Contrastive Analysis and Translation Studies Linked to Text Corpora
Contrastive Analysis and Translation Studies Linked to Text Corpora
Principal investigators
Abstract
In the past year, the research group at CAS has compared original texts and translations of these texts to develop better methods of analysis. The text collection is composed systematically in electronic form, and will be used in linguistic research. The first of such text corpuses was established in the 1960s, the Brown Corpus, and was a collection of American text constituting approx. 1 million words.
Through the development of better computer technology, it has been possible to create even larger text collections, like The Bank of English with hundreds of millions of words, and the new British National Corpus, which includes spontaneous spoken language. Over the years, it has become more common to use electronic texts in historical research of language.
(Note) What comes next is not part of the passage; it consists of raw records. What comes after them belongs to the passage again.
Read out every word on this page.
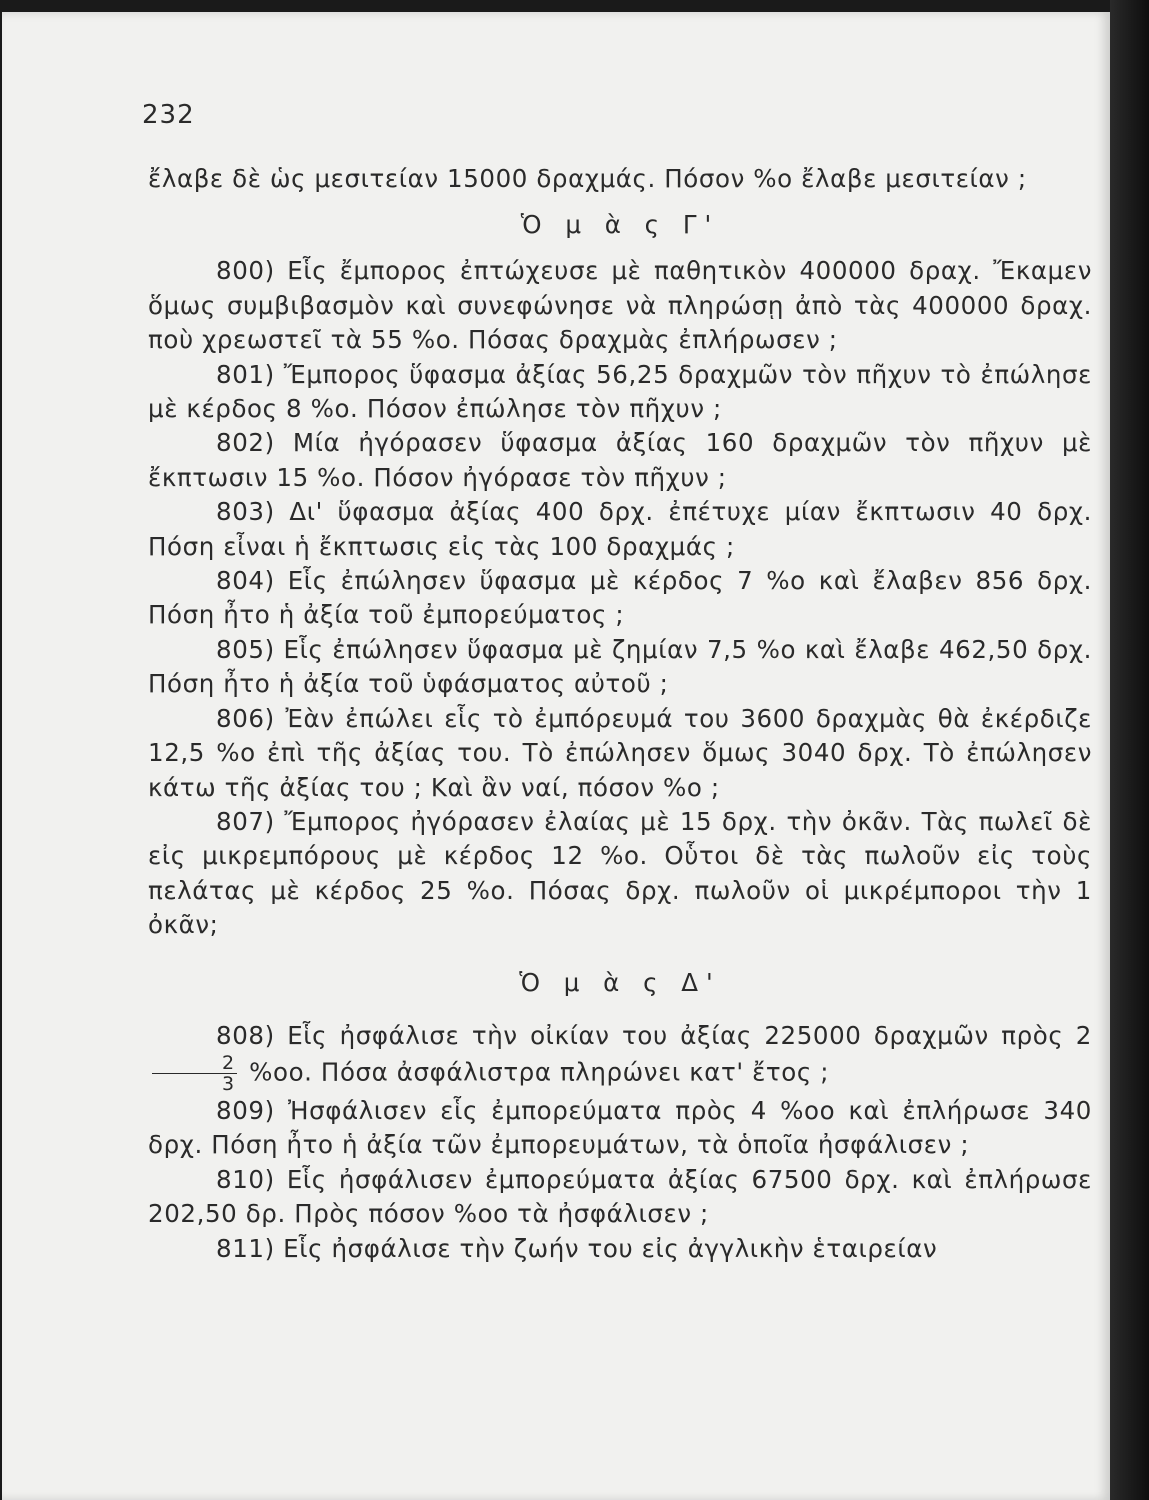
232

ἔλαβε δὲ ὡς μεσιτείαν 15000 δραχμάς. Πόσον %ο ἔλαβε μεσιτείαν ;

Ὁ μ ὰ ς Γ'

800) Εἷς ἔμπορος ἐπτώχευσε μὲ παθητικὸν 400000 δραχ. Ἔκαμεν ὅμως συμβιβασμὸν καὶ συνεφώνησε νὰ πληρώσῃ ἀπὸ τὰς 400000 δραχ. ποὺ χρεωστεῖ τὰ 55 %ο. Πόσας δραχμὰς ἐπλήρωσεν ;

801) Ἔμπορος ὕφασμα ἀξίας 56,25 δραχμῶν τὸν πῆχυν τὸ ἐπώλησε μὲ κέρδος 8 %ο. Πόσον ἐπώλησε τὸν πῆχυν ;

802) Μία ἠγόρασεν ὕφασμα ἀξίας 160 δραχμῶν τὸν πῆχυν μὲ ἔκπτωσιν 15 %ο. Πόσον ἠγόρασε τὸν πῆχυν ;

803) Δι' ὕφασμα ἀξίας 400 δρχ. ἐπέτυχε μίαν ἔκπτωσιν 40 δρχ. Πόση εἶναι ἡ ἔκπτωσις εἰς τὰς 100 δραχμάς ;

804) Εἷς ἐπώλησεν ὕφασμα μὲ κέρδος 7 %ο καὶ ἔλαβεν 856 δρχ. Πόση ἦτο ἡ ἀξία τοῦ ἐμπορεύματος ;

805) Εἷς ἐπώλησεν ὕφασμα μὲ ζημίαν 7,5 %ο καὶ ἔλαβε 462,50 δρχ. Πόση ἦτο ἡ ἀξία τοῦ ὑφάσματος αὐτοῦ ;

806) Ἐὰν ἐπώλει εἷς τὸ ἐμπόρευμά του 3600 δραχμὰς θὰ ἐκέρδιζε 12,5 %ο ἐπὶ τῆς ἀξίας του. Τὸ ἐπώλησεν ὅμως 3040 δρχ. Τὸ ἐπώλησεν κάτω τῆς ἀξίας του ; Καὶ ἂν ναί, πόσον %ο ;

807) Ἔμπορος ἠγόρασεν ἐλαίας μὲ 15 δρχ. τὴν ὀκᾶν. Τὰς πωλεῖ δὲ εἰς μικρεμπόρους μὲ κέρδος 12 %ο. Οὗτοι δὲ τὰς πωλοῦν εἰς τοὺς πελάτας μὲ κέρδος 25 %ο. Πόσας δρχ. πωλοῦν οἱ μικρέμποροι τὴν 1 ὀκᾶν;

Ὁ μ ὰ ς Δ'

808) Εἷς ἠσφάλισε τὴν οἰκίαν του ἀξίας 225000 δραχμῶν πρὸς 2
$\frac{2}{3} \%oo$. Πόσα ἀσφάλιστρα πληρώνει κατ' ἔτος ;

809) Ἠσφάλισεν εἷς ἐμπορεύματα πρὸς 4 %οο καὶ ἐπλήρωσε 340 δρχ. Πόση ἦτο ἡ ἀξία τῶν ἐμπορευμάτων, τὰ ὁποῖα ἠσφάλισεν ;

810) Εἷς ἠσφάλισεν ἐμπορεύματα ἀξίας 67500 δρχ. καὶ ἐπλήρωσε 202,50 δρ. Πρὸς πόσον %οο τὰ ἠσφάλισεν ;

811) Εἷς ἠσφάλισε τὴν ζωήν του εἰς ἀγγλικὴν ἑταιρείαν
Work on the English-Norwegian parallel corpus began in 1993, and the work continues at CAS. Much of the time has been spent selecting texts for the collection and obtaining permissions from authors and translators. Only after this work is done can researchers compile and analyse the texts.
By comparing texts in different languages, researchers can find similarities and differences in the languages’ vocabulary, syntax and style. This help researchers find characteristic features of certain languages that are difficult to see when working only with that particular language.
In addition to the development of the corpus and the analysis of texts, researchers on the project have also been working on the development of programs for search and parallelisation of texts to be used for many different languages.